Ben doğrusu, salgın sebebiyle bir çok önemli meselenin, elbette eğitim ve kültürün, ikinci plâna atıldığı hükmüne katılıyorum ama, gereği ölçüde düşünüldüğünü, tefekkür, tezekkür edildiğini zannetmiyorum. Çünkü, bir virüs karşısında zengin-fakir, güçlü-zayıf herkesin aciz kaldığını, hattâ eşitlendiğini görüyoruz. Batı medeniyetinin insan hayatını kolaylaştıran bir çok müessese ve alet yapımına öncülük ettiğini biliyoruz.

Buna karşılık, Batı dışındaki, başta Müslüman ülkeler olmak üzere,  bir çok bölgede kanın, göz yaşının, ızdırabın, sıkıntının artarak devam ettiğini görüyoruz. Bu bize yeni bir medeniyet tasavvurunu vaz edip gerçekleştirme görevi ile karşı karşıya olduğumuzu gösteriyor.

Şehir mimarisinden beşerî münasebetlere kadar her şeyin yeniden ele alınması gerekirken sıradan sebeplerle kavgaya devam ediyoruz. Bu sebeple böyle bir zaruret söz konusu olmakla beraber, bir şeylerin ortaya çıkmasına daha çok zaman var gibi görünüyor.

MEB, Öğretmenler Günü’nde 32 bin öğretmene Grigory Petrov’un ‘Beyaz Zambaklar Ülkesinde’ romanını hediye etti. Romanı vaktinde Atatürk’ün de okuduğu ve müfredata eklettiğini biliyoruz. Okumuş muydunuz romanı?  
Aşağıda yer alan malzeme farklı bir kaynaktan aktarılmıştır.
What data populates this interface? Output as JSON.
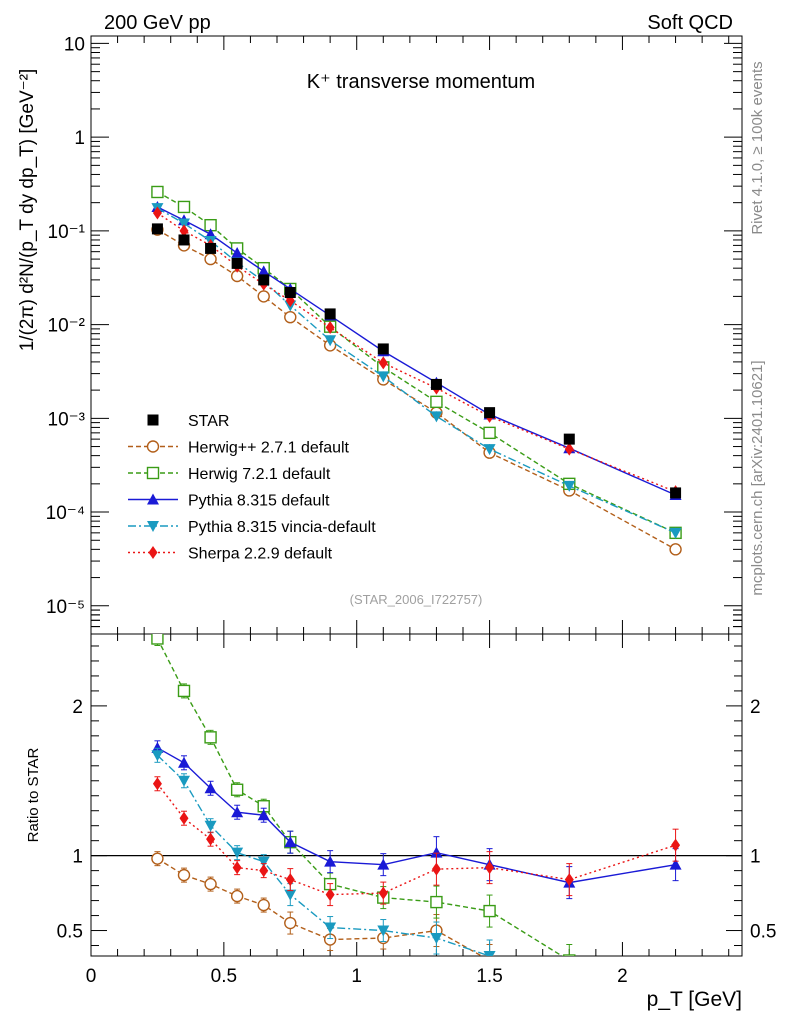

Bu roman bir ülkücü öğretmen romanıdır ve 27 Mayıs'tan sonra tekrar bütün öğretmen okulu öğrencilere okutuldu. O yıllarda bir öğretmen okulu öğrencisi olarak okudum. Bir toplumun hem kültür ve medeniyet bakımından yükselmesi ve hem de kalkınması için öğretmenliğin diğer mesleklerden daha fazla önemli olduğu anlatılmak isteniyordu.

Aynı zamanda bu mesleğin icrasında, alınan ücretten çok yaptığı işe duyulan ‘aşk’ın önemli olduğu vurgulanıyordu. Bu son ifadeyi kuvvetlendirmek için öğrencilere, okulun kapısından girdikleri ilk günden itibaren ‘öğretmenlik Tanrı mesleğidir’ ifadesi bir düstur olarak tekrarlanıyordu. Zira Allah'ın isimlerinden biri ‘Rab’dır ve terbiye de oradan gelmektedir.

Türkiye’de epey bir süredir öğretmenin önemini unutulmuş, diğer mesleklerle aynu duruma sokulmuş, aldığı ücret de düşük olunca, iyice sıradanlaşmıştı. Milli Eğitim Bakanının bu kararı ücretleri çok artırmak  mümkün olmadığına göre, mesleğe itibar kazandırmanın zaruretini anladığını gösteriyor. Bu sebeple kendisini tebrik ederim.

Ama öğretmenliğin ancak aşkla yapılacağını anlatmak sadece bu romanı okutmakla olmaz. Başlangıç olduğunu ümit etmek istiyorum. Ayrıca romanın yazıldığı ülke olan Finlandiya'nın eğitim meselesini halletmiş, bütün dünyaya örnek ülke olduğunu göz önüne alalım.